Par ailleurs, des panneaux de contrecollé laissés volontairement
nus et discrètement ignifugés réalisent les cages d’escalier et
d’ascenseurs et assurent le contreventement général de l’ouvrage.
La
régulation acoustique des bureaux, aux parois séparatives
modulables, a constitué le deuxième challenge de la maîtrise
d’œuvre. Ces bureaux étant exempts de faux plafonds, le confort
sonore est assuré par le relief structurel des plafonds bois et
renforcé par un absorbant acoustique situé entre les nervures. Là
où c’est nécessaire, les chapes de béton des planchers sont
recouvertes d’un linoléum afin d’éviter la propagation
horizontale du bruit entre les espaces de travail. En outre,
l’inertie des dalles en béton brut et la forte proportion de bois
apparent participent autant à l’agrément des espaces intérieurs
qu’à leur régulation thermique et hygrométrique.
Une
circulation naturelle
Mais
la principale innovation du bâtiment Max Weber réside dans le
troisième enjeu de ce projet atypique, qui consiste en un dispositif
original de ventilation naturelle assistée et contrôlée (VNAC),
plus durable que celui du standard allemand Passivhaus qui induit un
système de ventilation mécanique (VMC) double flux, énergivore en
fonctionnement et coûteux en maintenance. Ici, tout est fait pour
que l’air circule naturellement la majorité du temps, sans recours
aux énergies fossiles, en pénétrant au travers des traverses
hautes des menuiseries extérieures et en ressortant en toiture sous
l’effet conjugué du tirage thermique de 25 cheminées de 3,60 m
de hauteur et de tourelles accélératrices, mues par la pression
éolienne, placées à leurs embouchures. En signalant avec
insistance leur présence au sommet de l’édifice, elles
participent fortement à son identité architecturale à l’échelle
urbaine.

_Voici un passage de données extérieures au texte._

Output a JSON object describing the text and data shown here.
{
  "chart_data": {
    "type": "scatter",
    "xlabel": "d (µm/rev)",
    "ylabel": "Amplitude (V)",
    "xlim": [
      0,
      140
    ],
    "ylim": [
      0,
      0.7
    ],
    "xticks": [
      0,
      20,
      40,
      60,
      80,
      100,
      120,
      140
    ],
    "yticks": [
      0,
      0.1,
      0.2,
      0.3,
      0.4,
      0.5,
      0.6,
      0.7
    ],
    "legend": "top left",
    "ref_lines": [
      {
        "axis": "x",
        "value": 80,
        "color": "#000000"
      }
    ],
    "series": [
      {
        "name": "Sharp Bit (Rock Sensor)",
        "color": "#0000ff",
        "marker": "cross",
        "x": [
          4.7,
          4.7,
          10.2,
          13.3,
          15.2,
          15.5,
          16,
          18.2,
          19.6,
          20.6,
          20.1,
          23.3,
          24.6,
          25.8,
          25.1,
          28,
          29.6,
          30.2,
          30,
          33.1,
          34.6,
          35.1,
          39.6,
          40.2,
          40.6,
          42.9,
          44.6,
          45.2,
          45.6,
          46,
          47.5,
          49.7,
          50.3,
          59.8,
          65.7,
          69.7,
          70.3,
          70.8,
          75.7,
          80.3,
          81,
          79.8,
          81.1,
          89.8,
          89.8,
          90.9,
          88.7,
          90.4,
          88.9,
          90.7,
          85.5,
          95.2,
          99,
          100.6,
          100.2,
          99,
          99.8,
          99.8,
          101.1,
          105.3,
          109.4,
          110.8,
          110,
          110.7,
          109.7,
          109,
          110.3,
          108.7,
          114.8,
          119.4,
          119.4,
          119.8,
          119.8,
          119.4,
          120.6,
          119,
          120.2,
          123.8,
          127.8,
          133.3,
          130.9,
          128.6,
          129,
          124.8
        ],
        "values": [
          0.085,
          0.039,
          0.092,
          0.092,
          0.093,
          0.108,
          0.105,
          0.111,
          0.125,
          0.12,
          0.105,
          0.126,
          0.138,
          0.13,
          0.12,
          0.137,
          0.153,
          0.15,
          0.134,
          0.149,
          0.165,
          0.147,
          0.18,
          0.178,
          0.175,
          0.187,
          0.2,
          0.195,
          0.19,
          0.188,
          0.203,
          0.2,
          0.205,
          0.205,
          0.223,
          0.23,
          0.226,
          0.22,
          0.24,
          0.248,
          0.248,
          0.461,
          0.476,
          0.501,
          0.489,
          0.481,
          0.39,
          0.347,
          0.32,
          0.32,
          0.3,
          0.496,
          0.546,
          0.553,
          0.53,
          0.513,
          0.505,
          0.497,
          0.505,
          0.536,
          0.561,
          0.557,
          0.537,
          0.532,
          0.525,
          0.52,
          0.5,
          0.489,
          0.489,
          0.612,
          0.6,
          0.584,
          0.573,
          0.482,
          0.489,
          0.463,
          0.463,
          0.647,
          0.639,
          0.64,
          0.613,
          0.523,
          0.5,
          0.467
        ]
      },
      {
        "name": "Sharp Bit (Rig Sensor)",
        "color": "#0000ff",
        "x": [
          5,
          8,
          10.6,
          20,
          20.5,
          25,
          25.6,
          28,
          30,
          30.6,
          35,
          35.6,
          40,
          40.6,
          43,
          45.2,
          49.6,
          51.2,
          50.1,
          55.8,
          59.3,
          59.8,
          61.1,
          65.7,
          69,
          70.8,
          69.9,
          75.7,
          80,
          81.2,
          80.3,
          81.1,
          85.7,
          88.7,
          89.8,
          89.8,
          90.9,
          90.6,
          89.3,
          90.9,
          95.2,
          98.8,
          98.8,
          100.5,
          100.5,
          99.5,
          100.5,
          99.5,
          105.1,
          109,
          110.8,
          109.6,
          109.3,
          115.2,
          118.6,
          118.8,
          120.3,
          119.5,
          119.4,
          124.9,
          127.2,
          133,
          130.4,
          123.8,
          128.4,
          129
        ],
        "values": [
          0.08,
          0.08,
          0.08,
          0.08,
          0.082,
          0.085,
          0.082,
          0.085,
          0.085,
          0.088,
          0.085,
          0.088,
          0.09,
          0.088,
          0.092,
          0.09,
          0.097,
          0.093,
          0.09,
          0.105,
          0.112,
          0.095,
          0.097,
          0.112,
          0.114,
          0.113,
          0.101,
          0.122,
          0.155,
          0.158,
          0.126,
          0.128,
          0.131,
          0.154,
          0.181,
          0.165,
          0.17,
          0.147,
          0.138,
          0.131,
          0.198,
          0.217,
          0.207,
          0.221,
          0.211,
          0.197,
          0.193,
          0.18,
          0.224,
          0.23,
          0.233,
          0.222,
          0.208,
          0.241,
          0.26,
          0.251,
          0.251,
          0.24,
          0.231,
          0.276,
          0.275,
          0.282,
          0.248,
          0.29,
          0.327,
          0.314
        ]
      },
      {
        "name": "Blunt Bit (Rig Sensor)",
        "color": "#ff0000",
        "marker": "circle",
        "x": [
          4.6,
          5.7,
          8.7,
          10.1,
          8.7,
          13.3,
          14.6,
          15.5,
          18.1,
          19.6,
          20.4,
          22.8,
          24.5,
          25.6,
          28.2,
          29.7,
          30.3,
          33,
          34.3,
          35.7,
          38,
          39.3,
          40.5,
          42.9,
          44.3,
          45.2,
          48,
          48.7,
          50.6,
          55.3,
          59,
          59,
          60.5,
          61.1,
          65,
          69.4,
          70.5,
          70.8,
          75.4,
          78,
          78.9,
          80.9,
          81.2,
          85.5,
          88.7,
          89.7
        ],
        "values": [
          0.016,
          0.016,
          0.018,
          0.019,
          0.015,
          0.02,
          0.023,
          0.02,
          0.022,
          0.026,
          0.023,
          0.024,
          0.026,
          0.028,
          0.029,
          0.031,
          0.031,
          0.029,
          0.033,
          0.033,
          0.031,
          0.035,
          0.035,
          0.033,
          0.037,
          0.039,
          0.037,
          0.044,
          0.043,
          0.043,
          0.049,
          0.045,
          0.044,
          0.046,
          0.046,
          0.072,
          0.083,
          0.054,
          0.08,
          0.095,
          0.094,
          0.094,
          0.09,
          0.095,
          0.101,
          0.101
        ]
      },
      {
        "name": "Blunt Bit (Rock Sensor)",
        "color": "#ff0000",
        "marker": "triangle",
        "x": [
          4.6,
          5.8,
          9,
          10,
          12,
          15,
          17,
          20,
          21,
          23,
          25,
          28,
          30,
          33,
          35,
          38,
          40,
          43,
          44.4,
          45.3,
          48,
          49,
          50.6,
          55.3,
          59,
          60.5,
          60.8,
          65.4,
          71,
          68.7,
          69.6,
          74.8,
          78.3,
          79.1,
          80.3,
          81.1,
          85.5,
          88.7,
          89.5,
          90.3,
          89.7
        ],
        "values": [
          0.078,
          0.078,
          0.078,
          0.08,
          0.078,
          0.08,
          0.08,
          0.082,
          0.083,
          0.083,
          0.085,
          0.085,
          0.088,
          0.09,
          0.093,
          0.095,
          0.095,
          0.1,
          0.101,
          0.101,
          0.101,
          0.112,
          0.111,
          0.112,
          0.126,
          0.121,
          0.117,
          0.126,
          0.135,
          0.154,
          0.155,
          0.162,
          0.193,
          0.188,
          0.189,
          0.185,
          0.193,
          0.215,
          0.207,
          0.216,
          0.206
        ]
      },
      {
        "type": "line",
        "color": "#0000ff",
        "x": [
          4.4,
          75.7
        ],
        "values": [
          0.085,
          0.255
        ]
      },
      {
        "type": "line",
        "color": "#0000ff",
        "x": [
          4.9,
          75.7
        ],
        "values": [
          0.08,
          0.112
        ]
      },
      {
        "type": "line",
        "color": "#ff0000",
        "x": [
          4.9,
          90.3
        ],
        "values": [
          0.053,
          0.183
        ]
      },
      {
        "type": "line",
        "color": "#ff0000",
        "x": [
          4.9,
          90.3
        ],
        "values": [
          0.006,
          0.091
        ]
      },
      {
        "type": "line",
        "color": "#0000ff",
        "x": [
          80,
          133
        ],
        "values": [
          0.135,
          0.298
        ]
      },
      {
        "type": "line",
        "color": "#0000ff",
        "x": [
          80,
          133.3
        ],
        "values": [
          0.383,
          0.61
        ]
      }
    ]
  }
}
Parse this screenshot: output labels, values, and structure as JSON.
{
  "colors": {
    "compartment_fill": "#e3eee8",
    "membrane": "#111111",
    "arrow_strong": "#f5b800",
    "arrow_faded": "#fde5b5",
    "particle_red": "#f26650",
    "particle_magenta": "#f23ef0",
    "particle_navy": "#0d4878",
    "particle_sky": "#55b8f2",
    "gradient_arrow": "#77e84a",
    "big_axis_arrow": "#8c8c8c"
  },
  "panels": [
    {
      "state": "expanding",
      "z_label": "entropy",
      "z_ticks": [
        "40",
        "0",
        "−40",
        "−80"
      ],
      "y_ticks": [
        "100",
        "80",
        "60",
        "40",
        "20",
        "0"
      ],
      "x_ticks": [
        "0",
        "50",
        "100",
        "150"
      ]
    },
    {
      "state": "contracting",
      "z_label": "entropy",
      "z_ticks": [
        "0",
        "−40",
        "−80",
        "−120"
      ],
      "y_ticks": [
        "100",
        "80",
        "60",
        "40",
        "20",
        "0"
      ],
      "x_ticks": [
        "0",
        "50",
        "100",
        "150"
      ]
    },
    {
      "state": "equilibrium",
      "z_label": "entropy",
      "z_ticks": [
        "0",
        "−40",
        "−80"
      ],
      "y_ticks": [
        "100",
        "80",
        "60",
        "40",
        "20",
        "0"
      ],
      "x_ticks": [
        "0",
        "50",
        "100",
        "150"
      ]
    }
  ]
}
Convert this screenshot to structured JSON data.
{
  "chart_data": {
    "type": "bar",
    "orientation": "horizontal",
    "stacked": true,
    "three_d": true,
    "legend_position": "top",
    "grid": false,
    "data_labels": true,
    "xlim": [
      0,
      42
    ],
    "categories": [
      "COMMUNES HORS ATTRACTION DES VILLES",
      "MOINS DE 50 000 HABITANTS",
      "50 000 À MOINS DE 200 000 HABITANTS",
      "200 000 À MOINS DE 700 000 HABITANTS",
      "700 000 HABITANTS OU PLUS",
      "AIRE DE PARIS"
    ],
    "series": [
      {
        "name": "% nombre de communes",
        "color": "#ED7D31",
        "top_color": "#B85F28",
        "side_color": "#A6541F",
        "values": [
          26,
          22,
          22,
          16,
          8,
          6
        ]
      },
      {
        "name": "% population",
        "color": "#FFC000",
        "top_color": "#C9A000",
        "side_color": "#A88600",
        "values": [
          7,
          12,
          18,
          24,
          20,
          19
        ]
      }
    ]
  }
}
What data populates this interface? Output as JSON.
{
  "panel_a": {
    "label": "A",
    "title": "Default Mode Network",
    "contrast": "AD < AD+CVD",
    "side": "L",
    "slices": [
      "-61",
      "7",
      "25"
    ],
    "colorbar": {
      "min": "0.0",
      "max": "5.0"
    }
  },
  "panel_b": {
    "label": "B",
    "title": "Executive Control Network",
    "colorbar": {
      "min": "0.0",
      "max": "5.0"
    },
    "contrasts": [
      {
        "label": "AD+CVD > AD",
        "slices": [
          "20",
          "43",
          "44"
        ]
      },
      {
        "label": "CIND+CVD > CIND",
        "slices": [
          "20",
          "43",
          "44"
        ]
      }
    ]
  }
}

Cet ingénieux dispositif, autonome, intégré au projet dès
la phase concours, peut être régulé manuellement par les usagers
des bureaux, en ajustant les entrées d’air ou la vitesse
d’extraction. Une surventilation nocturne automatisée et des
stores extérieurs mobiles, dont la gestion semi-automatisée est en
cours d’étude, contribuent au confort d’été. Enfin,
l’ouverture toujours possible des fenêtres personnalise encore
davantage la gestion des ambiances des espaces intérieurs et
humanise leur rapport à l’environnement extérieur.
Ce
projet singulier, que Pascal Gontier qualifie « de low-tech
par sa technique mais de high-tech
par son process », démontre une fois de plus qu’il est tout
à fait possible, mais toujours difficile, de répondre aux exigences
du développement durable, au travers d’une architecture qui
revendique son identité dans la conciliation qu’elle installe
entre usages, construction et technicité.